"Notre époque est marquée par la prolifération des victimes,
ou du moins des personnes qui se disent telles."
Ainsi commence cet essai, volontiers percutant, d'Emmanuel
Terray. Il ne se satisfait pas des discours, le
plus souvent doloristes, qui se répandent dans nos
sociétés et qui tentent d'instaurer une nouvelle police
de la pensée.
Attention à ceux qui n'obéissent pas aux exigences
des porteurs de mémoires blessées ! Ils s'exposent à
leur vindicte, et de plus en plus à des procès, qui ne
sont pas simplement d'intention. Comme si le système
judiciaire pouvait se substituer au travail des historiens.
Face à ces abus de mémoire, à la surenchère des
différents groupes qui tentent de faire prévaloir leur
statut de victime, il s'agit de préserver la liberté de pensée.
Là où des lois viennent empiéter sur le métier des
historiens et où la libre controverse semble de plus en
plus encerclée, Emmanuel Terray plaide avec vigueur
pour les vertus de l'amnistie.
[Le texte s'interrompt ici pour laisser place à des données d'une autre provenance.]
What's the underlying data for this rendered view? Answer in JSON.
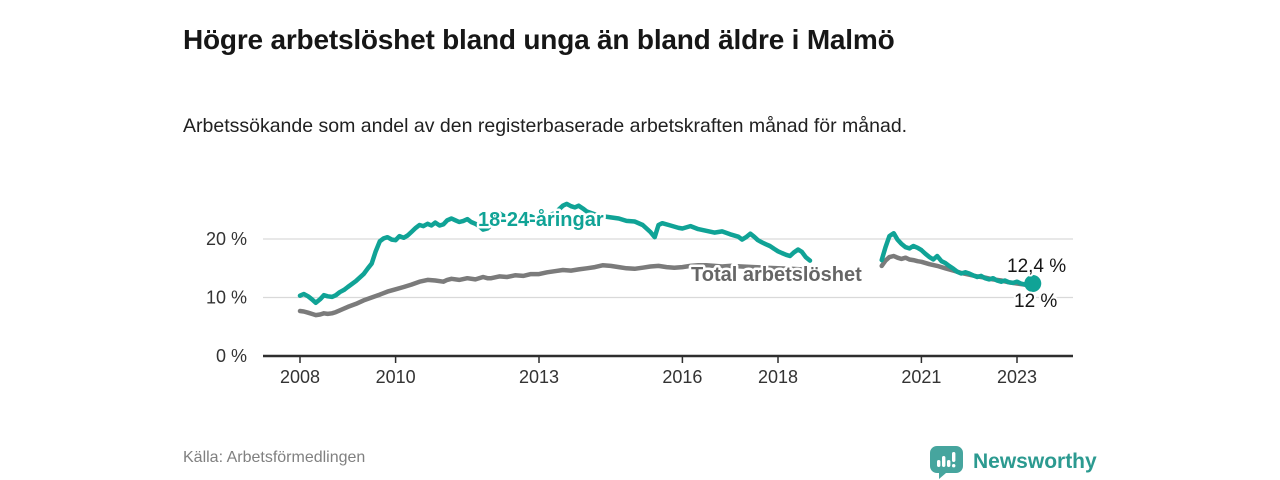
{
  "title": "Högre arbetslöshet bland unga än bland äldre i Malmö",
  "subtitle": "Arbetssökande som andel av den registerbaserade arbetskraften månad för månad.",
  "source": {
    "text": "Källa: Arbetsförmedlingen"
  },
  "branding": {
    "name": "Newsworthy",
    "color": "#2c9a90",
    "icon": "bar-chart-speech-bubble-icon",
    "icon_color": "#46a59e"
  },
  "chart_data": {
    "type": "line",
    "title": "Högre arbetslöshet bland unga än bland äldre i Malmö",
    "subtitle": "Arbetssökande som andel av den registerbaserade arbetskraften månad för månad.",
    "unit": "%",
    "grid": true,
    "legend_position": "inline-on-line",
    "x_axis": {
      "range": [
        2007.2,
        2024.2
      ],
      "ticks": [
        {
          "value": 2008,
          "label": "2008"
        },
        {
          "value": 2010,
          "label": "2010"
        },
        {
          "value": 2013,
          "label": "2013"
        },
        {
          "value": 2016,
          "label": "2016"
        },
        {
          "value": 2018,
          "label": "2018"
        },
        {
          "value": 2021,
          "label": "2021"
        },
        {
          "value": 2023,
          "label": "2023"
        }
      ]
    },
    "y_axis": {
      "range": [
        0,
        27
      ],
      "ticks": [
        {
          "value": 20,
          "label": "20 %"
        },
        {
          "value": 10,
          "label": "10 %"
        },
        {
          "value": 0,
          "label": "0 %"
        }
      ]
    },
    "data_gap_years": [
      2018.7,
      2020.17
    ],
    "series": [
      {
        "name": "18-24-åringar",
        "color": "#10a396",
        "end_label": "12,4 %",
        "end_value": 12.4,
        "end_dot": true,
        "segments": [
          [
            [
              2008.0,
              10.3
            ],
            [
              2008.08,
              10.6
            ],
            [
              2008.17,
              10.2
            ],
            [
              2008.25,
              9.7
            ],
            [
              2008.33,
              9.1
            ],
            [
              2008.42,
              9.7
            ],
            [
              2008.5,
              10.4
            ],
            [
              2008.58,
              10.2
            ],
            [
              2008.67,
              10.1
            ],
            [
              2008.75,
              10.4
            ],
            [
              2008.83,
              10.9
            ],
            [
              2008.92,
              11.3
            ],
            [
              2009.0,
              11.8
            ],
            [
              2009.17,
              12.8
            ],
            [
              2009.33,
              14.0
            ],
            [
              2009.42,
              15.0
            ],
            [
              2009.5,
              15.8
            ],
            [
              2009.58,
              17.8
            ],
            [
              2009.67,
              19.6
            ],
            [
              2009.75,
              20.1
            ],
            [
              2009.83,
              20.3
            ],
            [
              2009.92,
              19.9
            ],
            [
              2010.0,
              19.8
            ],
            [
              2010.08,
              20.5
            ],
            [
              2010.17,
              20.2
            ],
            [
              2010.25,
              20.6
            ],
            [
              2010.33,
              21.2
            ],
            [
              2010.42,
              21.9
            ],
            [
              2010.5,
              22.4
            ],
            [
              2010.58,
              22.2
            ],
            [
              2010.67,
              22.6
            ],
            [
              2010.75,
              22.3
            ],
            [
              2010.83,
              22.8
            ],
            [
              2010.92,
              22.3
            ],
            [
              2011.0,
              22.5
            ],
            [
              2011.08,
              23.2
            ],
            [
              2011.17,
              23.5
            ],
            [
              2011.25,
              23.2
            ],
            [
              2011.33,
              22.9
            ],
            [
              2011.42,
              23.1
            ],
            [
              2011.5,
              23.4
            ],
            [
              2011.58,
              22.9
            ],
            [
              2011.67,
              22.6
            ],
            [
              2011.75,
              22.2
            ],
            [
              2011.83,
              21.6
            ],
            [
              2011.92,
              21.8
            ],
            [
              2012.0,
              22.4
            ],
            [
              2012.08,
              24.0
            ],
            [
              2012.17,
              24.4
            ],
            [
              2012.25,
              24.0
            ],
            [
              2012.33,
              23.6
            ],
            [
              2012.42,
              23.8
            ],
            [
              2012.5,
              24.2
            ],
            [
              2012.58,
              23.9
            ],
            [
              2012.67,
              23.6
            ],
            [
              2012.83,
              23.9
            ],
            [
              2012.92,
              23.5
            ],
            [
              2013.0,
              23.7
            ],
            [
              2013.17,
              24.0
            ],
            [
              2013.33,
              24.4
            ],
            [
              2013.5,
              25.7
            ],
            [
              2013.58,
              26.0
            ],
            [
              2013.67,
              25.6
            ],
            [
              2013.75,
              25.4
            ],
            [
              2013.83,
              25.7
            ],
            [
              2013.92,
              25.2
            ],
            [
              2014.0,
              24.7
            ],
            [
              2014.17,
              24.2
            ],
            [
              2014.33,
              23.9
            ],
            [
              2014.5,
              23.7
            ],
            [
              2014.67,
              23.5
            ],
            [
              2014.83,
              23.1
            ],
            [
              2015.0,
              23.0
            ],
            [
              2015.17,
              22.4
            ],
            [
              2015.33,
              21.2
            ],
            [
              2015.42,
              20.3
            ],
            [
              2015.5,
              22.4
            ],
            [
              2015.58,
              22.7
            ],
            [
              2015.75,
              22.3
            ],
            [
              2015.92,
              21.9
            ],
            [
              2016.0,
              21.8
            ],
            [
              2016.17,
              22.2
            ],
            [
              2016.33,
              21.7
            ],
            [
              2016.5,
              21.4
            ],
            [
              2016.67,
              21.1
            ],
            [
              2016.83,
              21.3
            ],
            [
              2017.0,
              20.8
            ],
            [
              2017.17,
              20.4
            ],
            [
              2017.25,
              19.9
            ],
            [
              2017.33,
              20.3
            ],
            [
              2017.42,
              20.9
            ],
            [
              2017.5,
              20.4
            ],
            [
              2017.58,
              19.8
            ],
            [
              2017.67,
              19.4
            ],
            [
              2017.75,
              19.1
            ],
            [
              2017.83,
              18.8
            ],
            [
              2017.92,
              18.3
            ],
            [
              2018.0,
              17.9
            ],
            [
              2018.08,
              17.6
            ],
            [
              2018.17,
              17.3
            ],
            [
              2018.25,
              17.1
            ],
            [
              2018.33,
              17.7
            ],
            [
              2018.42,
              18.2
            ],
            [
              2018.5,
              17.8
            ],
            [
              2018.58,
              16.9
            ],
            [
              2018.67,
              16.3
            ]
          ],
          [
            [
              2020.17,
              16.4
            ],
            [
              2020.25,
              18.6
            ],
            [
              2020.33,
              20.5
            ],
            [
              2020.42,
              21.0
            ],
            [
              2020.5,
              19.9
            ],
            [
              2020.58,
              19.2
            ],
            [
              2020.67,
              18.6
            ],
            [
              2020.75,
              18.4
            ],
            [
              2020.83,
              18.8
            ],
            [
              2020.92,
              18.5
            ],
            [
              2021.0,
              18.1
            ],
            [
              2021.08,
              17.5
            ],
            [
              2021.17,
              16.9
            ],
            [
              2021.25,
              16.5
            ],
            [
              2021.33,
              17.1
            ],
            [
              2021.42,
              16.2
            ],
            [
              2021.5,
              15.9
            ],
            [
              2021.58,
              15.4
            ],
            [
              2021.67,
              14.9
            ],
            [
              2021.75,
              14.4
            ],
            [
              2021.83,
              14.1
            ],
            [
              2021.92,
              14.3
            ],
            [
              2022.0,
              14.1
            ],
            [
              2022.08,
              13.8
            ],
            [
              2022.17,
              13.5
            ],
            [
              2022.25,
              13.7
            ],
            [
              2022.33,
              13.3
            ],
            [
              2022.42,
              13.1
            ],
            [
              2022.5,
              13.3
            ],
            [
              2022.58,
              12.9
            ],
            [
              2022.67,
              12.7
            ],
            [
              2022.75,
              12.9
            ],
            [
              2022.83,
              12.6
            ],
            [
              2022.92,
              12.5
            ],
            [
              2023.0,
              12.7
            ],
            [
              2023.08,
              12.4
            ],
            [
              2023.17,
              12.2
            ],
            [
              2023.25,
              12.2
            ],
            [
              2023.33,
              12.4
            ]
          ]
        ]
      },
      {
        "name": "Total arbetslöshet",
        "color": "#7b7b7b",
        "label_color": "#666666",
        "end_label": "12 %",
        "end_value": 12,
        "end_dot": false,
        "segments": [
          [
            [
              2008.0,
              7.7
            ],
            [
              2008.08,
              7.6
            ],
            [
              2008.17,
              7.4
            ],
            [
              2008.25,
              7.2
            ],
            [
              2008.33,
              7.0
            ],
            [
              2008.42,
              7.1
            ],
            [
              2008.5,
              7.3
            ],
            [
              2008.58,
              7.2
            ],
            [
              2008.67,
              7.3
            ],
            [
              2008.75,
              7.5
            ],
            [
              2008.83,
              7.8
            ],
            [
              2008.92,
              8.1
            ],
            [
              2009.0,
              8.4
            ],
            [
              2009.17,
              8.9
            ],
            [
              2009.33,
              9.5
            ],
            [
              2009.5,
              10.0
            ],
            [
              2009.67,
              10.5
            ],
            [
              2009.83,
              11.0
            ],
            [
              2010.0,
              11.4
            ],
            [
              2010.17,
              11.8
            ],
            [
              2010.33,
              12.2
            ],
            [
              2010.5,
              12.7
            ],
            [
              2010.67,
              13.0
            ],
            [
              2010.83,
              12.9
            ],
            [
              2011.0,
              12.7
            ],
            [
              2011.08,
              13.0
            ],
            [
              2011.17,
              13.2
            ],
            [
              2011.33,
              13.0
            ],
            [
              2011.5,
              13.3
            ],
            [
              2011.67,
              13.1
            ],
            [
              2011.83,
              13.5
            ],
            [
              2011.92,
              13.3
            ],
            [
              2012.0,
              13.3
            ],
            [
              2012.17,
              13.6
            ],
            [
              2012.33,
              13.5
            ],
            [
              2012.5,
              13.8
            ],
            [
              2012.67,
              13.7
            ],
            [
              2012.83,
              14.0
            ],
            [
              2013.0,
              14.0
            ],
            [
              2013.17,
              14.3
            ],
            [
              2013.33,
              14.5
            ],
            [
              2013.5,
              14.7
            ],
            [
              2013.67,
              14.6
            ],
            [
              2013.83,
              14.8
            ],
            [
              2014.0,
              15.0
            ],
            [
              2014.17,
              15.2
            ],
            [
              2014.33,
              15.5
            ],
            [
              2014.5,
              15.4
            ],
            [
              2014.67,
              15.2
            ],
            [
              2014.83,
              15.0
            ],
            [
              2015.0,
              14.9
            ],
            [
              2015.17,
              15.1
            ],
            [
              2015.33,
              15.3
            ],
            [
              2015.5,
              15.4
            ],
            [
              2015.67,
              15.2
            ],
            [
              2015.83,
              15.1
            ],
            [
              2016.0,
              15.2
            ],
            [
              2016.17,
              15.4
            ],
            [
              2016.33,
              15.5
            ],
            [
              2016.5,
              15.5
            ],
            [
              2016.67,
              15.4
            ],
            [
              2016.83,
              15.3
            ],
            [
              2017.0,
              15.4
            ],
            [
              2017.25,
              15.3
            ],
            [
              2017.5,
              15.2
            ],
            [
              2017.75,
              15.1
            ],
            [
              2018.0,
              15.0
            ],
            [
              2018.25,
              14.9
            ],
            [
              2018.5,
              14.8
            ],
            [
              2018.75,
              14.7
            ]
          ],
          [
            [
              2020.17,
              15.4
            ],
            [
              2020.25,
              16.3
            ],
            [
              2020.33,
              16.9
            ],
            [
              2020.42,
              17.1
            ],
            [
              2020.5,
              16.8
            ],
            [
              2020.58,
              16.6
            ],
            [
              2020.67,
              16.8
            ],
            [
              2020.75,
              16.5
            ],
            [
              2020.83,
              16.4
            ],
            [
              2020.92,
              16.2
            ],
            [
              2021.0,
              16.1
            ],
            [
              2021.17,
              15.7
            ],
            [
              2021.33,
              15.4
            ],
            [
              2021.5,
              15.0
            ],
            [
              2021.67,
              14.6
            ],
            [
              2021.83,
              14.2
            ],
            [
              2022.0,
              13.9
            ],
            [
              2022.17,
              13.6
            ],
            [
              2022.33,
              13.4
            ],
            [
              2022.5,
              13.1
            ],
            [
              2022.67,
              12.9
            ],
            [
              2022.83,
              12.6
            ],
            [
              2023.0,
              12.4
            ],
            [
              2023.17,
              12.2
            ],
            [
              2023.33,
              12.0
            ]
          ]
        ]
      }
    ]
  }
}
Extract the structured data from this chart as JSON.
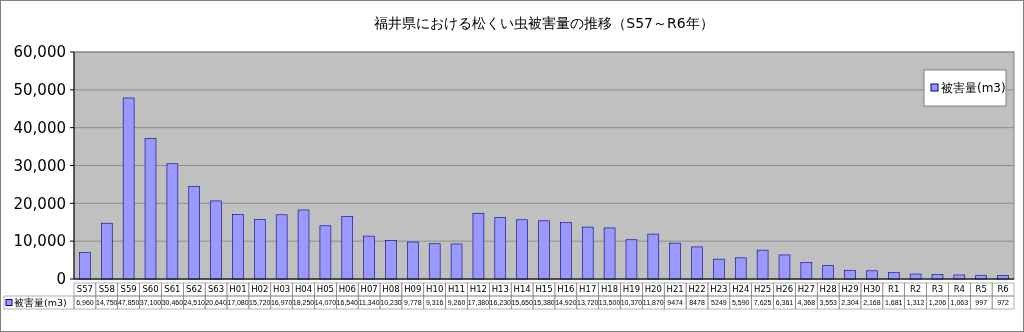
{
  "chart_data": {
    "type": "bar",
    "title": "福井県における松くい虫被害量の推移（S57～R6年）",
    "categories": [
      "S57",
      "S58",
      "S59",
      "S60",
      "S61",
      "S62",
      "S63",
      "H01",
      "H02",
      "H03",
      "H04",
      "H05",
      "H06",
      "H07",
      "H08",
      "H09",
      "H10",
      "H11",
      "H12",
      "H13",
      "H14",
      "H15",
      "H16",
      "H17",
      "H18",
      "H19",
      "H20",
      "H21",
      "H22",
      "H23",
      "H24",
      "H25",
      "H26",
      "H27",
      "H28",
      "H29",
      "H30",
      "R1",
      "R2",
      "R3",
      "R4",
      "R5",
      "R6"
    ],
    "series": [
      {
        "name": "被害量(m3)",
        "color": "#9999ff",
        "values": [
          6960,
          14750,
          47850,
          37100,
          30460,
          24510,
          20640,
          17080,
          15720,
          16970,
          18250,
          14070,
          16540,
          11340,
          10230,
          9778,
          9316,
          9260,
          17380,
          16230,
          15650,
          15380,
          14920,
          13720,
          13500,
          10370,
          11870,
          9474,
          8478,
          5249,
          5590,
          7625,
          6361,
          4368,
          3553,
          2304,
          2168,
          1681,
          1312,
          1206,
          1063,
          997,
          972
        ],
        "value_labels": [
          "6,960",
          "14,750",
          "47,850",
          "37,100",
          "30,460",
          "24,510",
          "20,640",
          "17,080",
          "15,720",
          "16,970",
          "18,250",
          "14,070",
          "16,540",
          "11,340",
          "10,230",
          "9,778",
          "9,316",
          "9,260",
          "17,380",
          "16,230",
          "15,650",
          "15,380",
          "14,920",
          "13,720",
          "13,500",
          "10,370",
          "11,870",
          "9474",
          "8478",
          "5249",
          "5,590",
          "7,625",
          "6,361",
          "4,368",
          "3,553",
          "2,304",
          "2,168",
          "1,681",
          "1,312",
          "1,206",
          "1,063",
          "997",
          "972"
        ]
      }
    ],
    "ylim": [
      0,
      60000
    ],
    "yticks": [
      {
        "value": 0,
        "label": "0"
      },
      {
        "value": 10000,
        "label": "10,000"
      },
      {
        "value": 20000,
        "label": "20,000"
      },
      {
        "value": 30000,
        "label": "30,000"
      },
      {
        "value": 40000,
        "label": "40,000"
      },
      {
        "value": 50000,
        "label": "50,000"
      },
      {
        "value": 60000,
        "label": "60,000"
      }
    ],
    "grid": "y",
    "legend": "top right"
  }
}
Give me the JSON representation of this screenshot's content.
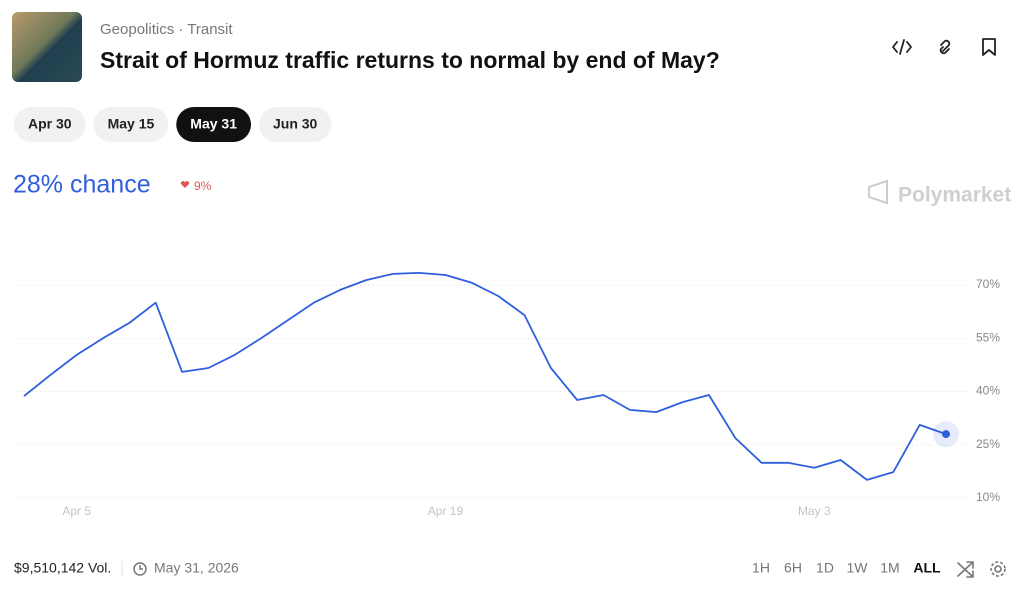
{
  "header": {
    "breadcrumb": "Geopolitics · Transit",
    "title": "Strait of Hormuz traffic returns to normal by end of May?"
  },
  "tabs": [
    "Apr 30",
    "May 15",
    "May 31",
    "Jun 30"
  ],
  "active_tab": "May 31",
  "chance": "28% chance",
  "change": "9%",
  "brand": "Polymarket",
  "footer": {
    "volume": "$9,510,142 Vol.",
    "date": "May 31, 2026",
    "ranges": [
      "1H",
      "6H",
      "1D",
      "1W",
      "1M",
      "ALL"
    ],
    "active_range": "ALL"
  },
  "chart_data": {
    "type": "line",
    "x": [
      "Apr 3",
      "Apr 4",
      "Apr 5",
      "Apr 6",
      "Apr 7",
      "Apr 8",
      "Apr 9",
      "Apr 10",
      "Apr 11",
      "Apr 12",
      "Apr 13",
      "Apr 14",
      "Apr 15",
      "Apr 16",
      "Apr 17",
      "Apr 18",
      "Apr 19",
      "Apr 20",
      "Apr 21",
      "Apr 22",
      "Apr 23",
      "Apr 24",
      "Apr 25",
      "Apr 26",
      "Apr 27",
      "Apr 28",
      "Apr 29",
      "Apr 30",
      "May 1",
      "May 2",
      "May 3",
      "May 4",
      "May 5",
      "May 6",
      "May 7",
      "May 8"
    ],
    "values": [
      38.7,
      44.6,
      50.3,
      55,
      59.3,
      65,
      45.5,
      46.6,
      50.3,
      55,
      60,
      65,
      68.6,
      71.4,
      73.1,
      73.4,
      72.8,
      70.6,
      66.9,
      61.5,
      46.6,
      37.6,
      39,
      34.8,
      34.2,
      37,
      39,
      26.9,
      19.9,
      19.9,
      18.5,
      20.7,
      15.1,
      17.3,
      30.6,
      28
    ],
    "color": "#2f5fdc",
    "xlim": [
      "Apr 3",
      "May 8"
    ],
    "xticks": [
      "Apr 5",
      "Apr 19",
      "May 3"
    ],
    "ylim": [
      4,
      79
    ],
    "yticks": [
      {
        "value": 10,
        "label": "10%"
      },
      {
        "value": 25,
        "label": "25%"
      },
      {
        "value": 40,
        "label": "40%"
      },
      {
        "value": 55,
        "label": "55%"
      },
      {
        "value": 70,
        "label": "70%"
      }
    ],
    "grid": true
  }
}
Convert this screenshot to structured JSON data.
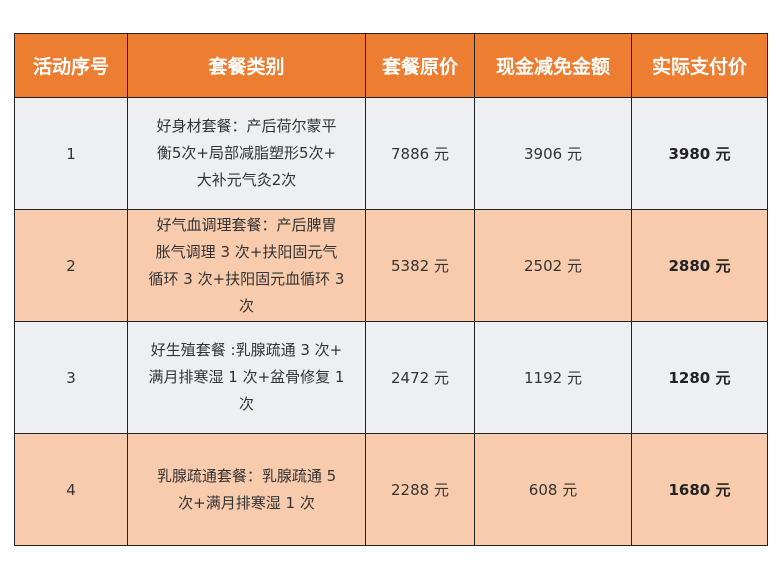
{
  "colors": {
    "header": "#ED7D31",
    "row_odd": "#EEEFF2",
    "row_even": "#F8CBAD"
  },
  "headers": [
    "活动序号",
    "套餐类别",
    "套餐原价",
    "现金减免金额",
    "实际支付价"
  ],
  "rows": [
    {
      "no": "1",
      "desc": [
        "好身材套餐：产后荷尔蒙平",
        "衡5次+局部减脂塑形5次+",
        "大补元气灸2次"
      ],
      "price": "7886 元",
      "discount": "3906 元",
      "pay": "3980 元"
    },
    {
      "no": "2",
      "desc": [
        "好气血调理套餐：产后脾胃",
        "胀气调理 3 次+扶阳固元气",
        "循环 3 次+扶阳固元血循环 3",
        "次"
      ],
      "price": "5382 元",
      "discount": "2502 元",
      "pay": "2880 元"
    },
    {
      "no": "3",
      "desc": [
        "好生殖套餐 :乳腺疏通 3 次+",
        "满月排寒湿 1 次+盆骨修复 1",
        "次"
      ],
      "price": "2472 元",
      "discount": "1192 元",
      "pay": "1280 元"
    },
    {
      "no": "4",
      "desc": [
        "乳腺疏通套餐：乳腺疏通 5",
        "次+满月排寒湿 1 次"
      ],
      "price": "2288 元",
      "discount": "608 元",
      "pay": "1680 元"
    }
  ]
}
L'édit de Nantes n'est-il
pas un exemple magistral d'amnistie, qui a mis fin à
quarante années de déchirements et de massacres, et a
donné à la France quatre-vingt-cinq ans de concorde
religieuse ?
Au lieu de céder à la célébration du passé et à la
tentation de s'enfermer dans ses impasses, ce livre est
une invitation à ouvrir bien grands les yeux sur le
monde actuel.
"Les victimes ont droit à toute ma compassion, mais
c'est aux combattants que va mon admiration."